Remarks. The single female from Puerto Rico closely resembles Litarachna communis Walter, 1925, a species widespread in Mediterranean (Pešić et al. 2012a), but clearly differs in having more bowed, arrow-shaped pregenital sclerite. Most probably we are dealing with an undescribed species, but since male specimens were not available, a final decision cannot be made.

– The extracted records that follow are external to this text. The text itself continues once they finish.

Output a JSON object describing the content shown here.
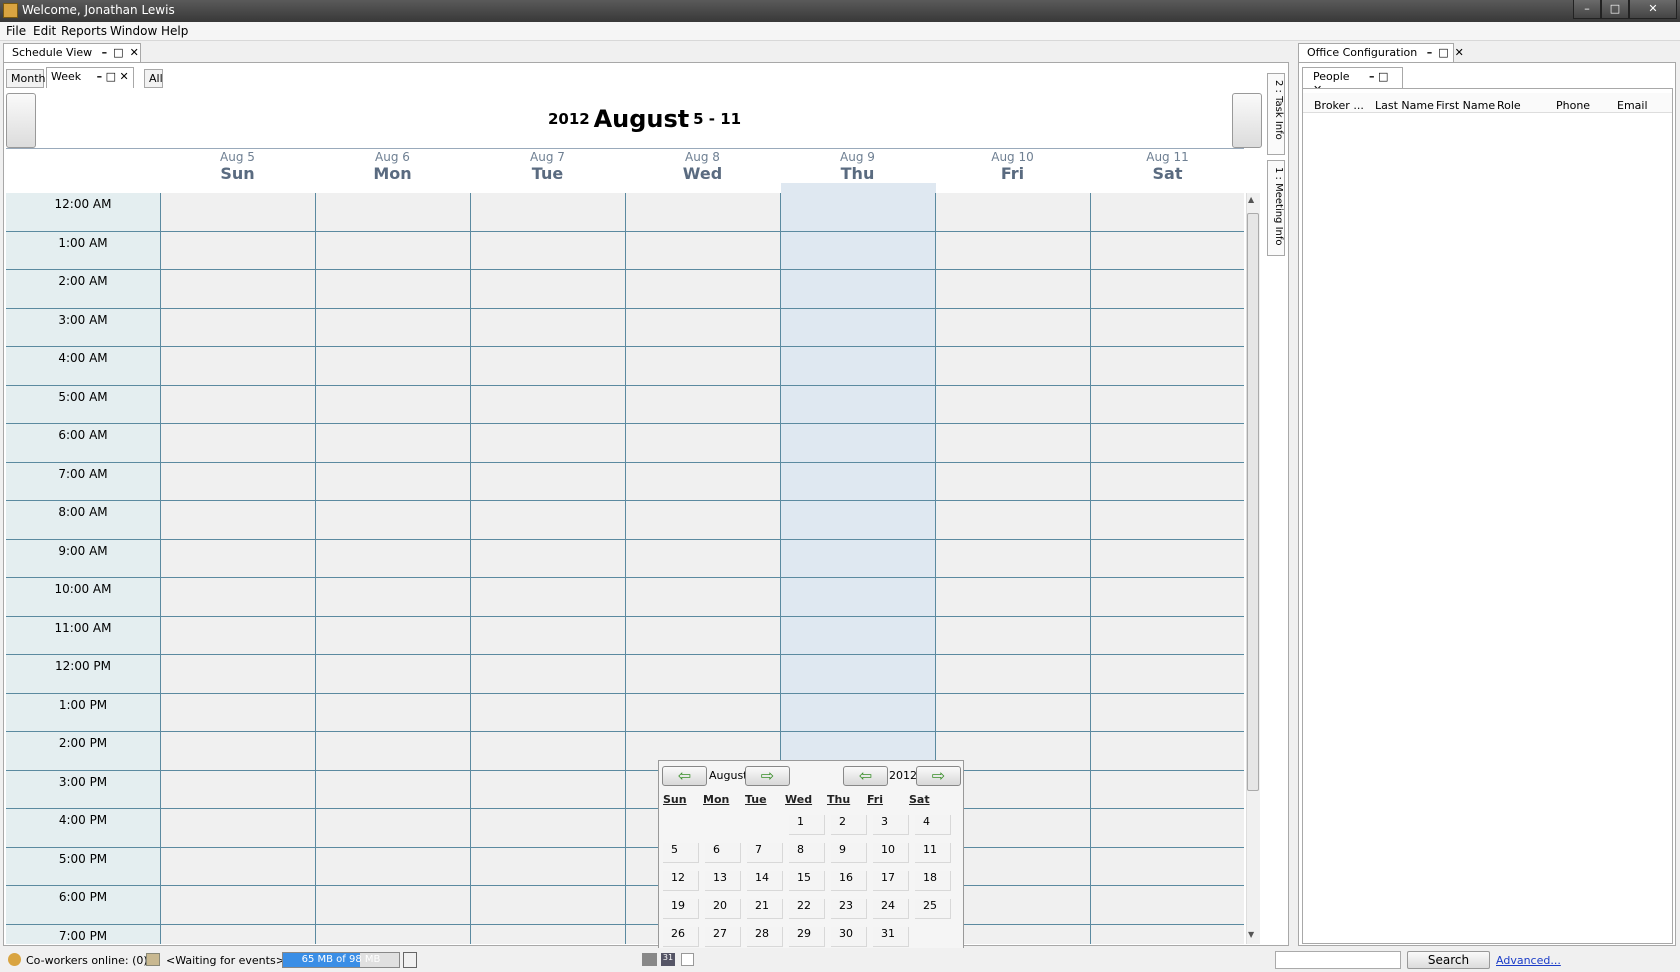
{
  "window": {
    "title": "Welcome, Jonathan Lewis",
    "controls": [
      "–",
      "□",
      "✕"
    ]
  },
  "menu": [
    "File",
    "Edit",
    "Reports",
    "Window",
    "Help"
  ],
  "schedule": {
    "tab_label": "Schedule View",
    "subtabs": [
      "Month",
      "Week",
      "All"
    ],
    "header": {
      "year": "2012",
      "month": "August",
      "range": "5 - 11"
    },
    "days": [
      {
        "date": "Aug 5",
        "weekday": "Sun"
      },
      {
        "date": "Aug 6",
        "weekday": "Mon"
      },
      {
        "date": "Aug 7",
        "weekday": "Tue"
      },
      {
        "date": "Aug 8",
        "weekday": "Wed"
      },
      {
        "date": "Aug 9",
        "weekday": "Thu"
      },
      {
        "date": "Aug 10",
        "weekday": "Fri"
      },
      {
        "date": "Aug 11",
        "weekday": "Sat"
      }
    ],
    "highlighted_day_index": 4,
    "times": [
      "12:00 AM",
      "1:00 AM",
      "2:00 AM",
      "3:00 AM",
      "4:00 AM",
      "5:00 AM",
      "6:00 AM",
      "7:00 AM",
      "8:00 AM",
      "9:00 AM",
      "10:00 AM",
      "11:00 AM",
      "12:00 PM",
      "1:00 PM",
      "2:00 PM",
      "3:00 PM",
      "4:00 PM",
      "5:00 PM",
      "6:00 PM",
      "7:00 PM"
    ],
    "side_tabs": [
      "2 : Task Info",
      "1 : Meeting Info"
    ]
  },
  "minical": {
    "month": "August",
    "year": "2012",
    "dow": [
      "Sun",
      "Mon",
      "Tue",
      "Wed",
      "Thu",
      "Fri",
      "Sat"
    ],
    "weeks": [
      [
        "",
        "",
        "",
        "1",
        "2",
        "3",
        "4"
      ],
      [
        "5",
        "6",
        "7",
        "8",
        "9",
        "10",
        "11"
      ],
      [
        "12",
        "13",
        "14",
        "15",
        "16",
        "17",
        "18"
      ],
      [
        "19",
        "20",
        "21",
        "22",
        "23",
        "24",
        "25"
      ],
      [
        "26",
        "27",
        "28",
        "29",
        "30",
        "31",
        ""
      ]
    ]
  },
  "office": {
    "tab_label": "Office Configuration",
    "subtab": "People",
    "columns": [
      "Broker ...",
      "Last Name",
      "First Name",
      "Role",
      "Phone",
      "Email"
    ]
  },
  "status": {
    "coworkers": "Co-workers online: (0)",
    "events": "<Waiting for events>",
    "memory": "65 MB of 98 MB",
    "memory_fraction": 0.66,
    "search_button": "Search",
    "advanced_link": "Advanced..."
  },
  "colors": {
    "accent": "#5b8aa0",
    "today_bg": "#dfe8f1",
    "time_col_bg": "#e4eef0",
    "mem_bar": "#3a8ee6"
  }
}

Habitat. The single specimen was collected from a tube of a live Sabellastarte magnifica (Shaw, 1800), a large, tubiforous shallow water polychaete of the Caribbean. The polychaete specimens were collected together with their tubes and were washed in a 0.063 mm sieve to examine the associated fauna. Our sampling strategy limits our conclusions whether the female mite was collected from inside or outside the polychaete tube.

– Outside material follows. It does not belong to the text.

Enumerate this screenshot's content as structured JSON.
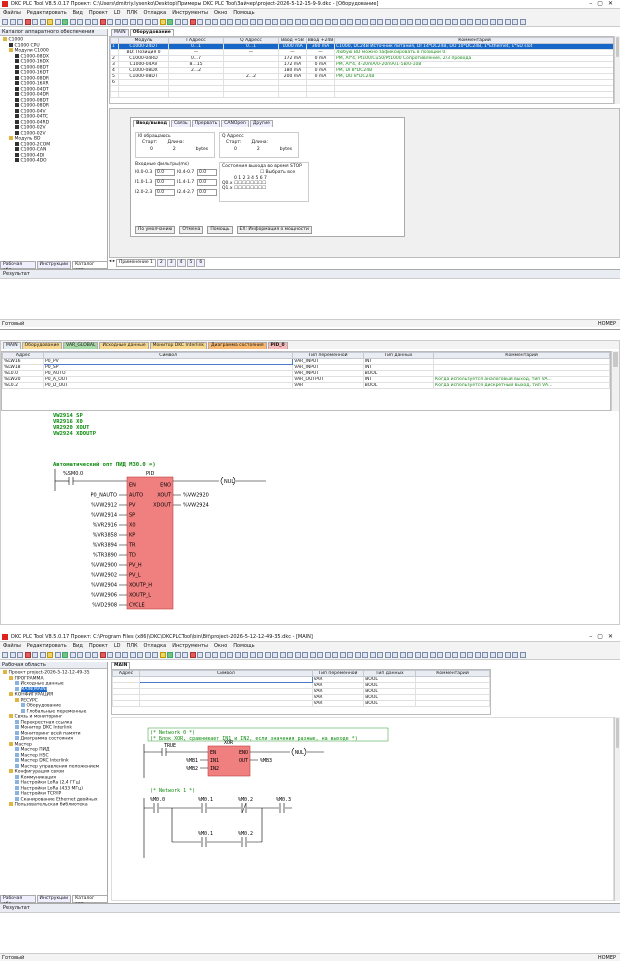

The fourth author (NVS) acknowledges the NOAA’s Center for Sponsored Coastal Ocean Research Award (No. NA06NOS4780190) to the Caribbean Coral Reef Institute (CCRI) of UPRM. Funds for the research cruises were provided by NOAA grants (NA10NOS4260223, NA11NOS4260157, NA11NOS4260184) to CCRI of UPRM. NVS also thanks the Trimix Rebreather Diving Team: Ivonne Bejarano, Milton Carlo, Michael Nemeth, Doug Kesling, Clark Sherman, and Hector Ruiz for the collection of samples and Alexandra Galindo for helping in sample sorting.